Rússia defende posição da Coreia do Norte sobre filme; China pede calma

Washington acusou a Coreia do Norte de estar por trás de um ciberataque no final de novembro contra a Sony Pictures, produtora do filme

  • PorFolhapress
  • 26/12/2014 07:37

O governo da Rússia afirmou compreender a revolta da Coreia do Norte contra o filme americano "A Entrevista" e classificou a comédia de agressiva e escandalosa.
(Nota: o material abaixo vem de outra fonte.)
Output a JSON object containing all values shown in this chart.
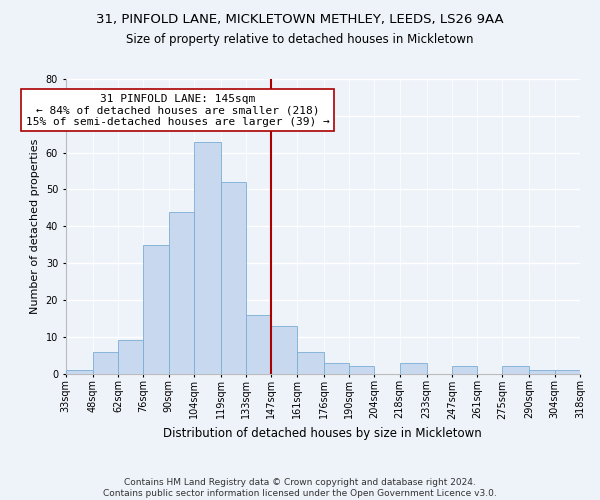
{
  "title": "31, PINFOLD LANE, MICKLETOWN METHLEY, LEEDS, LS26 9AA",
  "subtitle": "Size of property relative to detached houses in Mickletown",
  "xlabel": "Distribution of detached houses by size in Mickletown",
  "ylabel": "Number of detached properties",
  "bar_values": [
    1,
    6,
    9,
    35,
    44,
    63,
    52,
    16,
    13,
    6,
    3,
    2,
    0,
    3,
    0,
    2,
    0,
    2,
    1,
    1
  ],
  "bin_labels": [
    "33sqm",
    "48sqm",
    "62sqm",
    "76sqm",
    "90sqm",
    "104sqm",
    "119sqm",
    "133sqm",
    "147sqm",
    "161sqm",
    "176sqm",
    "190sqm",
    "204sqm",
    "218sqm",
    "233sqm",
    "247sqm",
    "261sqm",
    "275sqm",
    "290sqm",
    "304sqm",
    "318sqm"
  ],
  "bin_edges": [
    33,
    48,
    62,
    76,
    90,
    104,
    119,
    133,
    147,
    161,
    176,
    190,
    204,
    218,
    233,
    247,
    261,
    275,
    290,
    304,
    318
  ],
  "bar_color": "#c8d9ef",
  "bar_edge_color": "#7aadd4",
  "vline_x": 147,
  "vline_color": "#aa0000",
  "annotation_title": "31 PINFOLD LANE: 145sqm",
  "annotation_line1": "← 84% of detached houses are smaller (218)",
  "annotation_line2": "15% of semi-detached houses are larger (39) →",
  "annotation_box_color": "#ffffff",
  "annotation_box_edge": "#aa0000",
  "ylim": [
    0,
    80
  ],
  "yticks": [
    0,
    10,
    20,
    30,
    40,
    50,
    60,
    70,
    80
  ],
  "background_color": "#eef2f9",
  "footer1": "Contains HM Land Registry data © Crown copyright and database right 2024.",
  "footer2": "Contains public sector information licensed under the Open Government Licence v3.0.",
  "title_fontsize": 9.5,
  "subtitle_fontsize": 8.5,
  "xlabel_fontsize": 8.5,
  "ylabel_fontsize": 8,
  "tick_fontsize": 7,
  "annot_fontsize": 8,
  "footer_fontsize": 6.5
}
O enredo da produção mostra um complô da CIA para matar o líder norte-coreano Kim Jong-Un. "A ideia do filme é tão agressiva e escandalosa que a reação norte-coreana é totalmente compreensível", declarou o porta-voz da chancelaria russa, Alexander Lukachevich. "A Rússia está preocupada com uma nova escalada de tensões entre os Estados Unidos e a Coreia Norte" indicou Lukachevich.

"As ameaças americanas de vingança e os pedidos a outros países para condenar a Coreia do Norte nos parecem contraproducentes e perigosos e não fazem mais que elevar as tensões", concluiu. "A entrevista" está em cartaz desde quinta em 300 cinemas independentes dos Estados Unidos e está disponível em plataformas digitais como Google Play, YouTube Movies e Xbox Vídeo, apesar da estreia ter sido cancelada após o ciberataque sofrido pela produtora do filme, Sony Pictures.
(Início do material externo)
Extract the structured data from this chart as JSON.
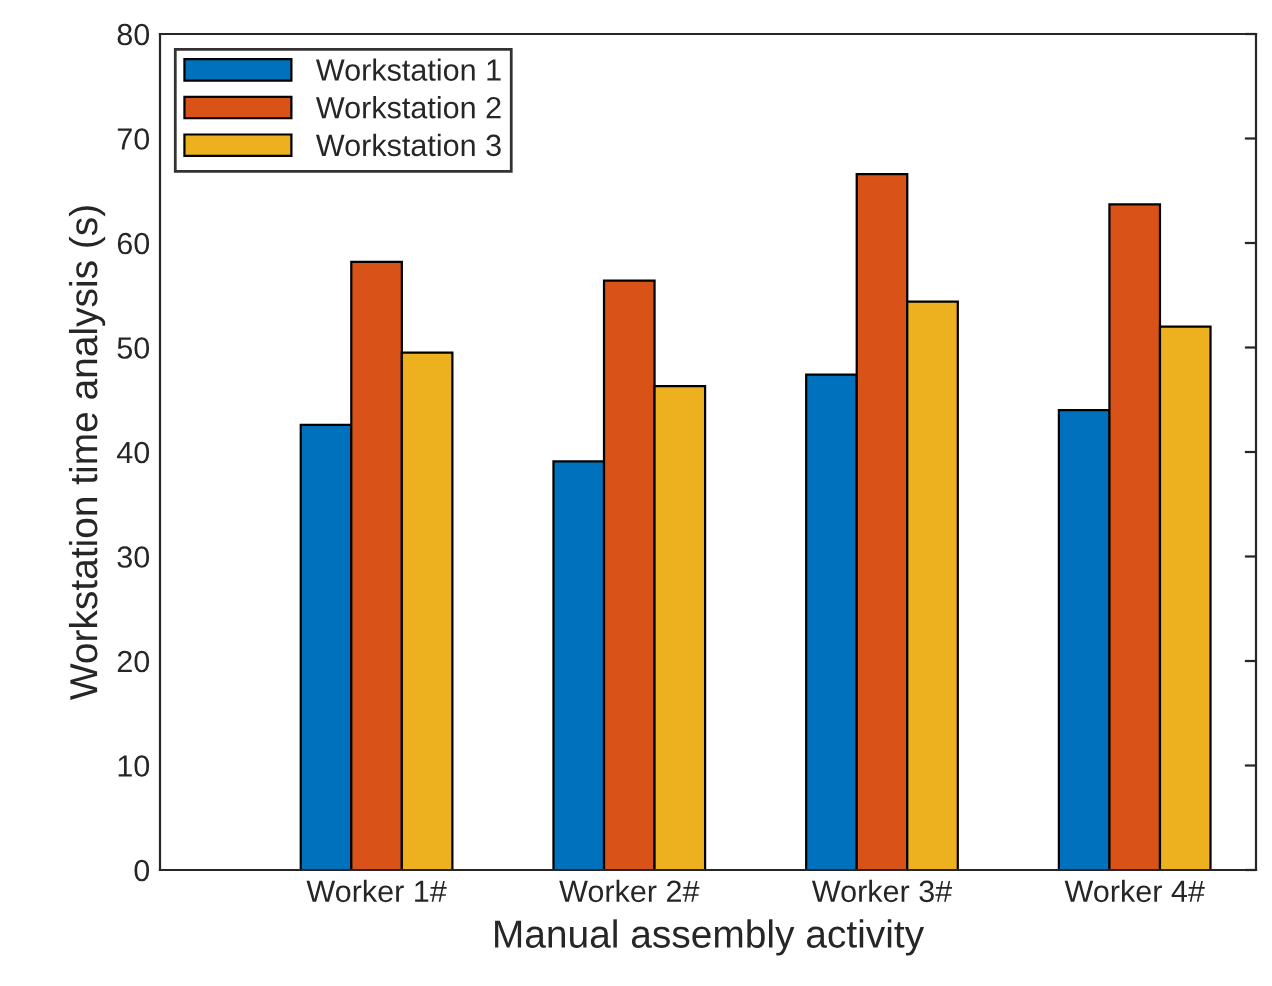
{
  "chart_data": {
    "type": "bar",
    "xlabel": "Manual assembly activity",
    "ylabel": "Workstation time analysis (s)",
    "categories": [
      "Worker 1#",
      "Worker 2#",
      "Worker 3#",
      "Worker 4#"
    ],
    "series": [
      {
        "name": "Workstation 1",
        "color": "#0072bd",
        "values": [
          42.6,
          39.1,
          47.4,
          44.0
        ]
      },
      {
        "name": "Workstation 2",
        "color": "#d95319",
        "values": [
          58.2,
          56.4,
          66.6,
          63.7
        ]
      },
      {
        "name": "Workstation 3",
        "color": "#edb120",
        "values": [
          49.5,
          46.3,
          54.4,
          52.0
        ]
      }
    ],
    "ylim": [
      0,
      80
    ],
    "yticks": [
      0,
      10,
      20,
      30,
      40,
      50,
      60,
      70,
      80
    ],
    "grid": false,
    "legend": "top left"
  }
}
Washington acusou a Coreia do Norte de estar por trás de um ciberataque no final de novembro contra a Sony Pictures, produtora do filme. Pyongyang, por sua vez, sofreu esta semana a interrupção de várias horas em sua internet. Os Estados Unidos não confirmaram ou desmentiram sua responsabilidade neste incidente. Um grupo chamado "Guardians of Peace" ("Guardiães da Paz"), responsável pelo ciberataque de 24 de novembro, advertiu que semearia o terror nos cinemas que exibissem o longa, que satiriza o ditador norte-coreano Kim Jong-un, e comparou seu plano com os atentados do 11 de setembro.

Divulgação ilegal

Nesta sexta, o governo da China pediu calma aos Estados Unidos e à Coreia do Norte sobre o tema. "Este filme é controvertido. Esperamos que todas as partes envolvidas se controlem, mantenham a calma e tratem este importante assunto de forma adequada", disse a porta-voz do Ministério das Relações Exteriores da China, Hua Chunying. "Já vimos que este filme causou vários problemas. A China espera que todas as partes envolvidas procedam de forma objetiva neste assunto, o revisem com seriedade e se comuniquem para resolvê-lo o mais rápido possível", acrescentou a porta-voz.
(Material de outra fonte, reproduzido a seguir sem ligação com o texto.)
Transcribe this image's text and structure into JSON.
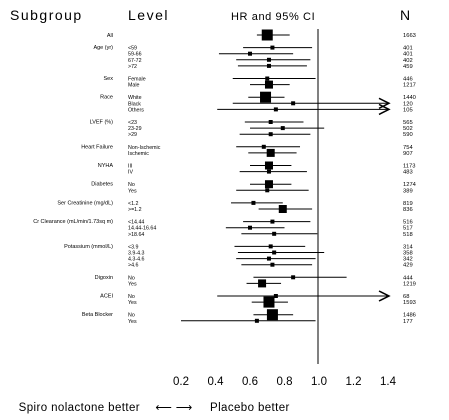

A China é um dos países onde "A Entrevista" está sendo visto e baixado, já que uma versão em inglês com legendas em mandarim está disponível para download em alguns sites. Hua indicou que o governo chinês "tomará medidas" contra essa divulgação ilegal. "O governo da China tem uma política firme e tomará medidas contra a pirataria", afirmou a porta-voz de Relações Exteriores.

Hua também se referiu hoje ao pacto fechado por Coreia do Sul, Japão e Estados Unidos para compartilhar dados de inteligência sobre o programa nuclear e de mísseis do regime da Coreia do Norte, que deve ser assinado na próxima segunda-feira. "Esperamos que todas as partes possam contribuir para construir uma confiança mútua, assim como para impulsionar a paz e a estabilidade na península e não o contrário", apontou a porta-voz, que acrescentou que "a situação na península de Coreia é estável, mas ao mesmo tempo frágil".